Renting, on the other hand, offers flexibility and lower initial costs, Gair pointed out. Renters can live in desirable areas without the financial burden of a mortgage, freeing up capital for diversified investments.

Renting also allows for greater mobility, which can be beneficial for people who move frequently for work or lifestyle reasons.

“The rent-and-invest strategy enables renters to channel their savings into various investment opportunities, potentially leading to higher returns than owning a single home,” Gair said.

“However, if negative gearing is scaled back, property investment may become less attractive, particularly if landlords can no longer offset rental losses against their income, leading to fewer rental properties in the market and higher rents, impacting renters.”

The Albanese government has hinted at possible reforms to negative gearing, with Treasury reportedly exploring policy options, such as capping tax deductions rather than eliminating them entirely.

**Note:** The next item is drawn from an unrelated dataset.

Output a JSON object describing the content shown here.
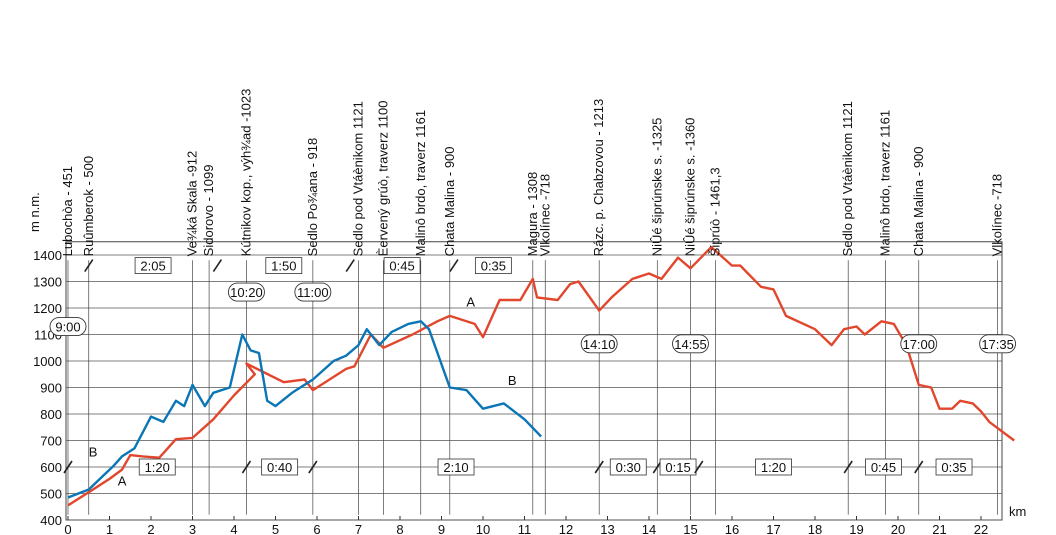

Economist Saul Eslake argues that negative gearing has disproportionately benefited wealthier Australians, inflating property prices and disadvantaging first-time buyers. A cap on negative gearing, he suggests, could improve affordability for new entrants to the housing market.

However, critics warn that reducing negative gearing could decrease the supply of rental properties, driving up rents and worsening the rental crisis.

“This makes it crucial for potential investors and renters to carefully consider how upcoming policy changes may influence the property market,” Gair said.

“Whether negative gearing changes are taken to the next election and regardless of your decision, staying informed about policy changes and consulting with professionals will be crucial to navigating the ever-evolving real estate landscape.”